Recent measurements of wave spectra and observations by remote sensing of the sea surface indicate that the author's (1958) conception of an upper-limit asymptote to the spectrum, independent of wind stress, is no longer tenable. The nature of the equilibrium range is reexamined, using the dynamical insights into wave–wave interactions, energy input from the wind and wave-breaking that have been developed since 1960. With the assumption that all three of these processes are important in the equilibrium range, the wavenumber spectrum is found to be of the form $(\cos\theta)^p u_{*} g^{-\frac{1}{2}}k^{-\frac{7}{2}}$, where p ∼ ½ and the frequency spectrum is proportional to u*gσ−4. These forms have been found by Kitaigorodskii (1983) on a quite different dynamical basis; the latter is consistent with the form found empirically by Toba (1973) and later workers. Various derived spectra, such as those of the sea-surface slope and of an instantaneous line traverse of the surface, are also given, as well as directional frequency spectra and frequency spectra of slope.

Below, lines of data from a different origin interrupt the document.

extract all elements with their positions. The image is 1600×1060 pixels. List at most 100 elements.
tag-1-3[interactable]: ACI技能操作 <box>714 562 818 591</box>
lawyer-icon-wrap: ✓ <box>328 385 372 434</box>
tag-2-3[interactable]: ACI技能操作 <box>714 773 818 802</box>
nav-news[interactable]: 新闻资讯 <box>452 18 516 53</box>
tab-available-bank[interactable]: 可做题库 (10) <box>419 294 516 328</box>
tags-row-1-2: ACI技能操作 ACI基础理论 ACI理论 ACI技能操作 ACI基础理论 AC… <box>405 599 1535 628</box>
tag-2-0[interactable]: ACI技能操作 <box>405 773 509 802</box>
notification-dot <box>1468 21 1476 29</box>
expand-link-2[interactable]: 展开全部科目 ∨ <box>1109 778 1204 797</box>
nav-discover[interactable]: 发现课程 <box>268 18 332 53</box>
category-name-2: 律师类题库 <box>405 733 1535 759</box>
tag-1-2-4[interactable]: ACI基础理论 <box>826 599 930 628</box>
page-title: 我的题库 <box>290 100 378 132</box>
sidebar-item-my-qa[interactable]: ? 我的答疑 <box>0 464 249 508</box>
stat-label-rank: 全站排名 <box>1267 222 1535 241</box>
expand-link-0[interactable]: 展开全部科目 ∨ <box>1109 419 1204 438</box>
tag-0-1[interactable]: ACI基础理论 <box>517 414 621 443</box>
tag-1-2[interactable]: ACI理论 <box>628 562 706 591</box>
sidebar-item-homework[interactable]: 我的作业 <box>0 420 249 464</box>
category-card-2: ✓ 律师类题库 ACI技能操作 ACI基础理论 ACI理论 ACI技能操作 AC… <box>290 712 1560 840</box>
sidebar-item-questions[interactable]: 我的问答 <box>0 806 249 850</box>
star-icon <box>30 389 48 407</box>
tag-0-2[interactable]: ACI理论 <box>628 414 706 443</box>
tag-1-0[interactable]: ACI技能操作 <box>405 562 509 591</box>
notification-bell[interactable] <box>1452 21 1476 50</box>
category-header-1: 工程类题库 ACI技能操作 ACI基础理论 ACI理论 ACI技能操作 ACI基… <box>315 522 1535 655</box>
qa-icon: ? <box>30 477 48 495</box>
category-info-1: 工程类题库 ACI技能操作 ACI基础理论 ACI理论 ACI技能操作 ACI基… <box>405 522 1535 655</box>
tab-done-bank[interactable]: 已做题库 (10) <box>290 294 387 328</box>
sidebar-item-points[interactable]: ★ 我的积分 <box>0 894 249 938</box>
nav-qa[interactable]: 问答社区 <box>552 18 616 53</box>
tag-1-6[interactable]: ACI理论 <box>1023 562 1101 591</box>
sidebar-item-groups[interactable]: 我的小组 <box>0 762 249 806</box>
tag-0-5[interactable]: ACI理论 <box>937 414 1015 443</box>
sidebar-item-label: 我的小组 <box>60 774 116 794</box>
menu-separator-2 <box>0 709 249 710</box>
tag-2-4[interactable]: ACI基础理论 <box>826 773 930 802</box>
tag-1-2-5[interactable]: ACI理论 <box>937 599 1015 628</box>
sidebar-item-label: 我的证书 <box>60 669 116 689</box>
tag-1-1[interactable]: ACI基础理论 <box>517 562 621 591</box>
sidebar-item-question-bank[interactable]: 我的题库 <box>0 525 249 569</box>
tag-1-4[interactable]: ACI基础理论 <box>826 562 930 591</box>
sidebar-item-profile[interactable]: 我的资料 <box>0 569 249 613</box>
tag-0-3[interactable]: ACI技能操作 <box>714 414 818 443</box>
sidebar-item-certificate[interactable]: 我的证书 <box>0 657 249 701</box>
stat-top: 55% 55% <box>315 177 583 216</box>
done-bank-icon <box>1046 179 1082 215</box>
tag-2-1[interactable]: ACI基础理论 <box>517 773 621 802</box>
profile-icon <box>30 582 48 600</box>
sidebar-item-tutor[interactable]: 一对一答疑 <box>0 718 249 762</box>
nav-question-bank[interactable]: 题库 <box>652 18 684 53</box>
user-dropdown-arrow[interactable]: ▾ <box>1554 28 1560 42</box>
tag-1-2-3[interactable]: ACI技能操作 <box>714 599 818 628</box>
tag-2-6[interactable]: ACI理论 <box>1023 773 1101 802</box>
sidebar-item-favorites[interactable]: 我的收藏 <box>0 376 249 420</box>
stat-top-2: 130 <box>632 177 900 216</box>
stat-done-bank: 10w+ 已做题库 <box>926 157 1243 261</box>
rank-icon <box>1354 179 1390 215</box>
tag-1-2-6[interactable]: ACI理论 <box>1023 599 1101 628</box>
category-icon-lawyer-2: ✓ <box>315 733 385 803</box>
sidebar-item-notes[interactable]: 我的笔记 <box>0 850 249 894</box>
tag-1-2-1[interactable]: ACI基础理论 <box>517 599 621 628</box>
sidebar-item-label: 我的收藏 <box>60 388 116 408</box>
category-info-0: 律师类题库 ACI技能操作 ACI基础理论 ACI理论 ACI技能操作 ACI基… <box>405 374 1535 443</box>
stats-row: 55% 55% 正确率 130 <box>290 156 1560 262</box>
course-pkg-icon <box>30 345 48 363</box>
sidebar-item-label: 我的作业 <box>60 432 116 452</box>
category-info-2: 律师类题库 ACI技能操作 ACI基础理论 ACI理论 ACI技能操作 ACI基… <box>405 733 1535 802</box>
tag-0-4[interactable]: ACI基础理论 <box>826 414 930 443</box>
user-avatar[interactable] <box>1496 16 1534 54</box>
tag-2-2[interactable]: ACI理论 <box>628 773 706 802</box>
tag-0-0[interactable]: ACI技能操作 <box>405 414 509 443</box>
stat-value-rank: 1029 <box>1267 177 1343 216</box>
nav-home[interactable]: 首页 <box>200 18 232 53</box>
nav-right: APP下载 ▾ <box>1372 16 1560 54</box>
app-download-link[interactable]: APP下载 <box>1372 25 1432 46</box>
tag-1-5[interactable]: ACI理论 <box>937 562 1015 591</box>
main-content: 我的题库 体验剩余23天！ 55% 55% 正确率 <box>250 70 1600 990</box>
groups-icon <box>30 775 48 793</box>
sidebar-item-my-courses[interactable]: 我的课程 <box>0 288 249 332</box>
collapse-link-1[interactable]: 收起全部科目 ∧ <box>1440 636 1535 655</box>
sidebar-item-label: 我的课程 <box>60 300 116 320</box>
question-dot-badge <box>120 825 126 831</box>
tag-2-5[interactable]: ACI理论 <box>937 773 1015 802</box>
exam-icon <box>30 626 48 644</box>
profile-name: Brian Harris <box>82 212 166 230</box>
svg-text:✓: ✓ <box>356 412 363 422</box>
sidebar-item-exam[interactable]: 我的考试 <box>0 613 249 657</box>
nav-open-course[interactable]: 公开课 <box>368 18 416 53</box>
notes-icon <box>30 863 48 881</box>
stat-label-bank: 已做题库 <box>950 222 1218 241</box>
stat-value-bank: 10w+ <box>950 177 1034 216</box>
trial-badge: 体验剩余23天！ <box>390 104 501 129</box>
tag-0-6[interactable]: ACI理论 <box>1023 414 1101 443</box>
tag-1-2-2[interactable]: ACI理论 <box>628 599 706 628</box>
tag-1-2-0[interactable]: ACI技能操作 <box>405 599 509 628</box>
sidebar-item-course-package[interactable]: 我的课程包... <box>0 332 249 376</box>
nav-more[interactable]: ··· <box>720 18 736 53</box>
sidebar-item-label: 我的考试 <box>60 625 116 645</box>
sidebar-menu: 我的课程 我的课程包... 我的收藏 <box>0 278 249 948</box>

The theory also provides expressions for the spectral rates of action, energy and momentum loss from the equilibrium range by wave-breaking and for the spectrally integrated rates across the whole range. These indicate that, as a wave field develops with increasing fetch or duration, the momentum flux to the underlying water by wave-breaking increases asymptotically to a large fraction of the total wind stress and that the energy flux to turbulence in the water, occurring over a wide range of scales, increases logarithmically as the extent of the equilibrium range increases. Interrelationships are pointed out among different sets of measurements such as the various spectral levels, the directional distributions, the total mean-square slope and the ratio of downwind to crosswind mean-square slopes.
Finally, some statistical characteristics of the breaking events are deduced, including the expected length of breaking fronts (per unit surface area) with speeds of advance between c and c+dc and the number of such breaking events passing a given point per unit time. These then lead to simple expressions for the density of whitecapping, those breaking events that produce bubbles and trails of foam, the total number of whitecaps passing a given point per unit time and, more tenuously, the whitecap coverage.